First he lists three sets of AI market participants: the hardware providers, which include chip companies lead by Nvidia NVDA.O; the platform providers, which include companies like Microsoft MSFT.O and Google, whose parent is Alphabet GOOGL.O and data center operators and last but not least, the beneficiaries or corporate users of the technology.
"If we go back to the internet innovation, far and away the beneficiaries' stocks benefited the most. The others peaked early and then handed the baton over to the beneficiaries," said Ablin.
"Think about Cisco, Microsoft and Netscape and then Amazon," he said referring to the early investor enthusiasm for network equipment and internet browsers, which eventually leveled out.
"Amazon was by far and away the biggest beneficiary of the internet. Amazon had nothing to do with inventing the internet. They just benefited from it."
Fast forward to the world of generative AI, where Nvidia has been stunning investors in recent years with early and ongoing successes in selling to tech companies and AI startups desperate to get ahead in the emerging field. As a result Nvidia shares rose more than 171% in 2024 after climbing almost 239% in 2023 as it became the 'it' stock that everybody had to own.
Then enter DeepSeek, a Chinese startup that last week launched a free AI assistant it says uses less data at a fraction of the cost of incumbents. By Monday, the assistant had overtaken U.S. rival ChatGPT in Apple's app store downloads. Then investors started unloading their AI bets on worries that DeepSeek's accomplishments would mean less demand for advanced chips from Nvidia and power-hungry data centers.
To be sure, investors still have questions as to how much more efficient DeepSeek's system really is.
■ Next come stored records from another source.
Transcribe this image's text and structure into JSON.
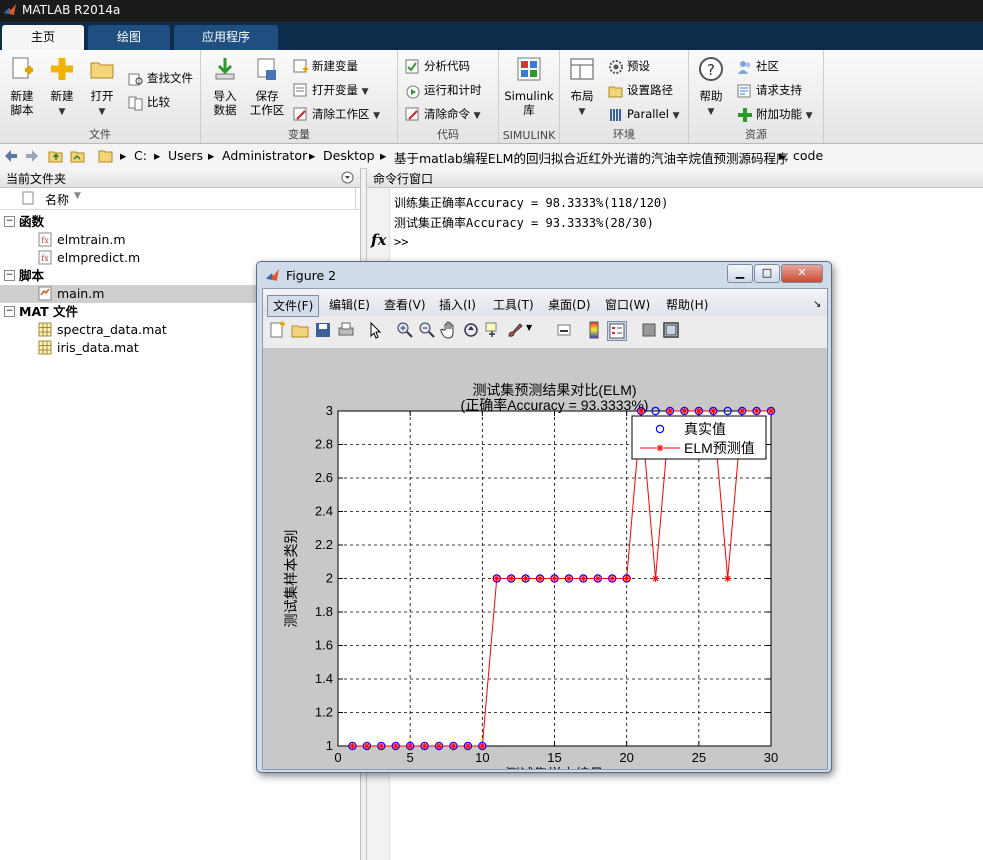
{
  "window": {
    "title": "MATLAB R2014a"
  },
  "tabs": [
    {
      "label": "主页"
    },
    {
      "label": "绘图"
    },
    {
      "label": "应用程序"
    }
  ],
  "ribbon": {
    "file": {
      "group_label": "文件",
      "new_script": "新建\n脚本",
      "new": "新建",
      "open": "打开",
      "find_files": "查找文件",
      "compare": "比较"
    },
    "variable": {
      "group_label": "变量",
      "import": "导入\n数据",
      "save_ws": "保存\n工作区",
      "new_var": "新建变量",
      "open_var": "打开变量",
      "clear_ws": "清除工作区"
    },
    "code": {
      "group_label": "代码",
      "analyze": "分析代码",
      "run_time": "运行和计时",
      "clear_cmd": "清除命令"
    },
    "simulink": {
      "group_label": "SIMULINK",
      "lib": "Simulink\n库"
    },
    "env": {
      "group_label": "环境",
      "layout": "布局",
      "prefs": "预设",
      "set_path": "设置路径",
      "parallel": "Parallel"
    },
    "resources": {
      "group_label": "资源",
      "help": "帮助",
      "community": "社区",
      "support": "请求支持",
      "addons": "附加功能"
    }
  },
  "address": {
    "path": [
      "C:",
      "Users",
      "Administrator",
      "Desktop",
      "基于matlab编程ELM的回归拟合近红外光谱的汽油辛烷值预测源码程序",
      "code"
    ]
  },
  "current_folder": {
    "title": "当前文件夹",
    "column": "名称",
    "groups": [
      {
        "label": "函数",
        "files": [
          "elmtrain.m",
          "elmpredict.m"
        ]
      },
      {
        "label": "脚本",
        "files": [
          "main.m"
        ]
      },
      {
        "label": "MAT 文件",
        "files": [
          "spectra_data.mat",
          "iris_data.mat"
        ]
      }
    ]
  },
  "command_window": {
    "title": "命令行窗口",
    "lines": [
      "训练集正确率Accuracy = 98.3333%(118/120)",
      "测试集正确率Accuracy = 93.3333%(28/30)"
    ],
    "prompt": ">>",
    "fx": "fx"
  },
  "figure": {
    "title": "Figure 2",
    "menus": [
      "文件(F)",
      "编辑(E)",
      "查看(V)",
      "插入(I)",
      "工具(T)",
      "桌面(D)",
      "窗口(W)",
      "帮助(H)"
    ]
  },
  "colors": {
    "accent_blue": "#0f2b4c",
    "true_marker": "#0000ff",
    "pred_line": "#ff0000"
  },
  "chart_data": {
    "type": "line",
    "title": "测试集预测结果对比(ELM)",
    "subtitle": "(正确率Accuracy = 93.3333%)",
    "xlabel": "测试集样本编号",
    "ylabel": "测试集样本类别",
    "xlim": [
      0,
      30
    ],
    "ylim": [
      1,
      3
    ],
    "xticks": [
      0,
      5,
      10,
      15,
      20,
      25,
      30
    ],
    "yticks": [
      1,
      1.2,
      1.4,
      1.6,
      1.8,
      2,
      2.2,
      2.4,
      2.6,
      2.8,
      3
    ],
    "grid": true,
    "legend_position": "top-right",
    "series": [
      {
        "name": "真实值",
        "marker": "o",
        "color": "#0000ff",
        "x": [
          1,
          2,
          3,
          4,
          5,
          6,
          7,
          8,
          9,
          10,
          11,
          12,
          13,
          14,
          15,
          16,
          17,
          18,
          19,
          20,
          21,
          22,
          23,
          24,
          25,
          26,
          27,
          28,
          29,
          30
        ],
        "y": [
          1,
          1,
          1,
          1,
          1,
          1,
          1,
          1,
          1,
          1,
          2,
          2,
          2,
          2,
          2,
          2,
          2,
          2,
          2,
          2,
          3,
          3,
          3,
          3,
          3,
          3,
          3,
          3,
          3,
          3
        ]
      },
      {
        "name": "ELM预测值",
        "marker": "*",
        "color": "#ff0000",
        "x": [
          1,
          2,
          3,
          4,
          5,
          6,
          7,
          8,
          9,
          10,
          11,
          12,
          13,
          14,
          15,
          16,
          17,
          18,
          19,
          20,
          21,
          22,
          23,
          24,
          25,
          26,
          27,
          28,
          29,
          30
        ],
        "y": [
          1,
          1,
          1,
          1,
          1,
          1,
          1,
          1,
          1,
          1,
          2,
          2,
          2,
          2,
          2,
          2,
          2,
          2,
          2,
          2,
          3,
          2,
          3,
          3,
          3,
          3,
          2,
          3,
          3,
          3
        ]
      }
    ]
  }
}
But as Ablin said, they have been "sharpening their pencils and trying to figure" out whether they should reconsider the way that they're betting on AI.
"Nvdia and chip companies are the hardware - the picks and shovels of this innovation. We expect them at some point to fall by the wayside. Maybe this accelerates that. Maybe we don't need as much hardware as we originally thought," he said.
But Ablin notes that it is still unclear who the Amazon equivalent of the AI world will be.
"That's really the fun part, figuring out what firms and industries benefit the most," he said.
"We're assuming for example that pharma and biotech would be among the biggest beneficiaries just because of the amount of data they have and their ability to really innovate based on intelligently organizing the data that they already have."
Meanwhile, Nvidia shares were down 3.2% at $119.74, above their Monday close, but well below where they were trading before the investing world became aware of DeepSeek. Nvidia's Friday's close was $142.62.